To: Darren Reed <darrenr@reed.wattle.id.au>
From: Perry E. Metzger <perry@piermont.com>
List: tech-userlevel
Date: 05/06/2000 17:59:51
Darren Reed <darrenr@reed.wattle.id.au> writes:
> Whilst looking through the PR's currently open, I came across one where
> a person was attempting to chown a file to a user where the username was
> made up of a ".".  Easy to deal with ?  Maybe.
> 
> Consider that a username might be "foo.bar", "foo", "bar" and a group
> name to match each of those.
> 
> If I do "chown foo.bar /tmp/foryou" what should happen ?
> 
> Is the best option, in this case, to simply bail out because the user
> is not being clear about what they want to do ?
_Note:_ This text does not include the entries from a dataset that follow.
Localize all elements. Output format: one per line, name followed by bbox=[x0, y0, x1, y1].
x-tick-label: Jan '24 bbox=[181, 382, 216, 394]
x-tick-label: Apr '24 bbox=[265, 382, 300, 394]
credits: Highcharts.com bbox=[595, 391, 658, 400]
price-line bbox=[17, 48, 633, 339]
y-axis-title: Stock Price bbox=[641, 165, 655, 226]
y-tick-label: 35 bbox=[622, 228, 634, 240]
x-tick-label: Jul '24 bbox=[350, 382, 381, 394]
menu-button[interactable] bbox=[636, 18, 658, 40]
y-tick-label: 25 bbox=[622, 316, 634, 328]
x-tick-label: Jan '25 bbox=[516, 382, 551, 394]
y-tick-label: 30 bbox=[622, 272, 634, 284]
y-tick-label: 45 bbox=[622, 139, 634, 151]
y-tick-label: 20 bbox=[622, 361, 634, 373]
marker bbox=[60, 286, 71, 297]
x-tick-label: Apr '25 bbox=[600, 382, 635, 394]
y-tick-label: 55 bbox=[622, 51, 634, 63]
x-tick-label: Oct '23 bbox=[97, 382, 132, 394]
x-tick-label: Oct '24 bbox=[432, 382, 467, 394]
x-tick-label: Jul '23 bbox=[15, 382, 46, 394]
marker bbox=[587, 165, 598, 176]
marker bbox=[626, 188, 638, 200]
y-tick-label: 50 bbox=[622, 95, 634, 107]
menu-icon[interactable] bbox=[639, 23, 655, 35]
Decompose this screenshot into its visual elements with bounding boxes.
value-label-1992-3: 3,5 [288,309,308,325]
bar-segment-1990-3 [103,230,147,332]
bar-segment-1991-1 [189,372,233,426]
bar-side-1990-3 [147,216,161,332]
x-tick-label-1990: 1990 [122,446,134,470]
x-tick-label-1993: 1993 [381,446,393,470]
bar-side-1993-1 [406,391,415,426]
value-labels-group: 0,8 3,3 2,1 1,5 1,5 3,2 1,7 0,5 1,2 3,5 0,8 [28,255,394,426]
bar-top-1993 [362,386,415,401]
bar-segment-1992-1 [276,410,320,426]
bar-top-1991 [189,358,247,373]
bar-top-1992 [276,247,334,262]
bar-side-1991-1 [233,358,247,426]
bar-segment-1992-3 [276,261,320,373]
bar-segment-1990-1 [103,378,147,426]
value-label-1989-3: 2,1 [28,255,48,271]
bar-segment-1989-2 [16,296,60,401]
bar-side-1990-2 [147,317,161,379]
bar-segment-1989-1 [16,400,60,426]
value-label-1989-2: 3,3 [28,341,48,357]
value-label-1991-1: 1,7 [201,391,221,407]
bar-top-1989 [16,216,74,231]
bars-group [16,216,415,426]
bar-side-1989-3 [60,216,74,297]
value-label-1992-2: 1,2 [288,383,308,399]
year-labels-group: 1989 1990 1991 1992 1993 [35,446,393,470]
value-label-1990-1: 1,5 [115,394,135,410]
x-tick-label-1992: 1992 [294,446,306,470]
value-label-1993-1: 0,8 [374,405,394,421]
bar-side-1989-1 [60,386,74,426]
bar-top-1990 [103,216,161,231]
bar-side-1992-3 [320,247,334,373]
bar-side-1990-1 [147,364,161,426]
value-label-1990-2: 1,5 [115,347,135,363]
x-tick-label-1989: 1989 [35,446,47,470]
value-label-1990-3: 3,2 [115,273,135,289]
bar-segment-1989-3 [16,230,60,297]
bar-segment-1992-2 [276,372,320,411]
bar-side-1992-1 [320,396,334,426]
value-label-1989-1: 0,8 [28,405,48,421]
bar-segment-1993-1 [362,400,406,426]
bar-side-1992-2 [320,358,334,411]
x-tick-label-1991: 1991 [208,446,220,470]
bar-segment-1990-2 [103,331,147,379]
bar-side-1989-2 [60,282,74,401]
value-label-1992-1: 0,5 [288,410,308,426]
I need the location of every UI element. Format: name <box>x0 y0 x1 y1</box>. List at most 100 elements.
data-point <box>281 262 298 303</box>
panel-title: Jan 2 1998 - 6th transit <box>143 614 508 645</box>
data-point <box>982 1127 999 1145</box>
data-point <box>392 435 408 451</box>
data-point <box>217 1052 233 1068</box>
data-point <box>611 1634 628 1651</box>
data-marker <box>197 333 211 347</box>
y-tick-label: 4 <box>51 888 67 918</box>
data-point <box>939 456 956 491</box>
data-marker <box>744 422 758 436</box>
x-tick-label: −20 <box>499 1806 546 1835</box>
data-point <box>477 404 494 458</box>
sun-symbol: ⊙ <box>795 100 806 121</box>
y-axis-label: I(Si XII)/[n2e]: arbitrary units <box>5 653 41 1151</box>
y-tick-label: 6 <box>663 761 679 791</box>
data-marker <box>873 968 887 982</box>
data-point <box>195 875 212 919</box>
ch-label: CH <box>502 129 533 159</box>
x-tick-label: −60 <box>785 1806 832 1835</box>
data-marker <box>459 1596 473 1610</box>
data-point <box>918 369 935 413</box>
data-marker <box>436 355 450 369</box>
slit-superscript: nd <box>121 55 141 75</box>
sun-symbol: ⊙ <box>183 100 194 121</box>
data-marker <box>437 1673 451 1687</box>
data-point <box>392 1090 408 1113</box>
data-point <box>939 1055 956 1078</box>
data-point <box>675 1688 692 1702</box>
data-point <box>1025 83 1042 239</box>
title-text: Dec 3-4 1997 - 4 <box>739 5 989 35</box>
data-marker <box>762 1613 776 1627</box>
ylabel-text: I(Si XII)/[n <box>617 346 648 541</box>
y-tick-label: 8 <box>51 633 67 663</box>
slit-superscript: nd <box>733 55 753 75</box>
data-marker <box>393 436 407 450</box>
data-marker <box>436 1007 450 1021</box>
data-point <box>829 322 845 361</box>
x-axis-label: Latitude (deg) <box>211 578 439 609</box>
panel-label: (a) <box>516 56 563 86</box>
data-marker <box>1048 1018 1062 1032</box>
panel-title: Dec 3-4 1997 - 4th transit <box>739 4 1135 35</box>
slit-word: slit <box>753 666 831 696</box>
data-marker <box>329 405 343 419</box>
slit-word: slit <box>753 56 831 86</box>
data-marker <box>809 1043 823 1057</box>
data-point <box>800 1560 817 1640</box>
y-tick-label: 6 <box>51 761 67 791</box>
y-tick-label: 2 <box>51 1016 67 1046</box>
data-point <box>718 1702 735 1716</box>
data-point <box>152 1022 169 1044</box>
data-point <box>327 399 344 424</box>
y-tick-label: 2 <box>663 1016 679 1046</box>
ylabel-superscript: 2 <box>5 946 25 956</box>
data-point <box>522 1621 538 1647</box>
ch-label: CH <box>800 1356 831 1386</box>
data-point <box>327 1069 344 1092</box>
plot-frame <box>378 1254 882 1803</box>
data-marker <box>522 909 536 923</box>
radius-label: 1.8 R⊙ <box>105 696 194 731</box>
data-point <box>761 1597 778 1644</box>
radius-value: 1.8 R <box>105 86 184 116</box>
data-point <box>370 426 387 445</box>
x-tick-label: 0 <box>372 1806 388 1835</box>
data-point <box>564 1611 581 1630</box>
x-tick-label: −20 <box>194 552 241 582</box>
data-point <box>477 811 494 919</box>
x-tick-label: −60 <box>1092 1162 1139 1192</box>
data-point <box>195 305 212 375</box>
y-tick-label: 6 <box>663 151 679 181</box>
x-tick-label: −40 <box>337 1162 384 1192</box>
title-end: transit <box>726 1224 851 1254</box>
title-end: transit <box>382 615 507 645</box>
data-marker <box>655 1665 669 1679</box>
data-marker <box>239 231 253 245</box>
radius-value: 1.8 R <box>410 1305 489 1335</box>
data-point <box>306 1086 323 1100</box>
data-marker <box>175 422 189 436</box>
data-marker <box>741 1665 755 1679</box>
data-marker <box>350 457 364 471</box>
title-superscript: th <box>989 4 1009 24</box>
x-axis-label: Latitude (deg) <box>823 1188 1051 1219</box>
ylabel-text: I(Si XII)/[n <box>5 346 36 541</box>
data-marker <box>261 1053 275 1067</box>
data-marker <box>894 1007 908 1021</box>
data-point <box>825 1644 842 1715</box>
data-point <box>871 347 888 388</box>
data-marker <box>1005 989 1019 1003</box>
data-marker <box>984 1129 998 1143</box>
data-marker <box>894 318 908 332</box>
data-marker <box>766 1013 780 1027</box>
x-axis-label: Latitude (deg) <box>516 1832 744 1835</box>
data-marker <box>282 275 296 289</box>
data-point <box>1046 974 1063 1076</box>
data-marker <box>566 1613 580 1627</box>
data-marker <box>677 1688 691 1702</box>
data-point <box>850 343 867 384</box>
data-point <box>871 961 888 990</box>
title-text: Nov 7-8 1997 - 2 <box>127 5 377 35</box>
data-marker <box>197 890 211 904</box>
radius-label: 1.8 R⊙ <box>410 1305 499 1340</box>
There are two possibilities here. The current docs we have don't even
indicate that "." still works. In theory, we could perhaps just rip it
out.

Assuming we keep it, we should observe a few things:

1) Using : should be the *encouraged* way of doing things.
2) We don't want to rip out "." support in the cases when it doesn't
   cause trouble, though. Users are used to it. Therefore, if there
   aren't dots in your passwd file names, and someone says "chown
   foo.bar", it should do what it does right now. 
3) That said, if there is a . in a user name, and it is unambiguously
   a user name (i.e. someone does "chown foo.bar" and there is a
   "foo.bar" in the password file) the right thing should happen, too
   -- i.e. the username should be assumed, not user.group syntax.
4) Given that : is the encouraged syntax, if there is a conflict
   (i.e. foo, bar and foo.bar all exist), then the assumption should
   be that the user "foo.bar" was meant. As der Mouse said
   differently, we supply the rope -- it is up to a user to hang
   themselves.

So, then, we should do this in the code:

1) If there is a :, what is before the colon is assumed to be a
   username, and what is after is a group name, PERIOD.
2) If there is NOT a :, and there is a period in the string, we check
   if the full string is in the password file. If it is, we treat it
   as a user name. If not, we treat it as "user.group" syntax.
3) if there is a string with no ":" or "." in it, just treat it as a
   user name.

2) could of course be done in several ways, but the impact should more
or less be what is implied there, IMHO.


Or, of course, we could just rip it out.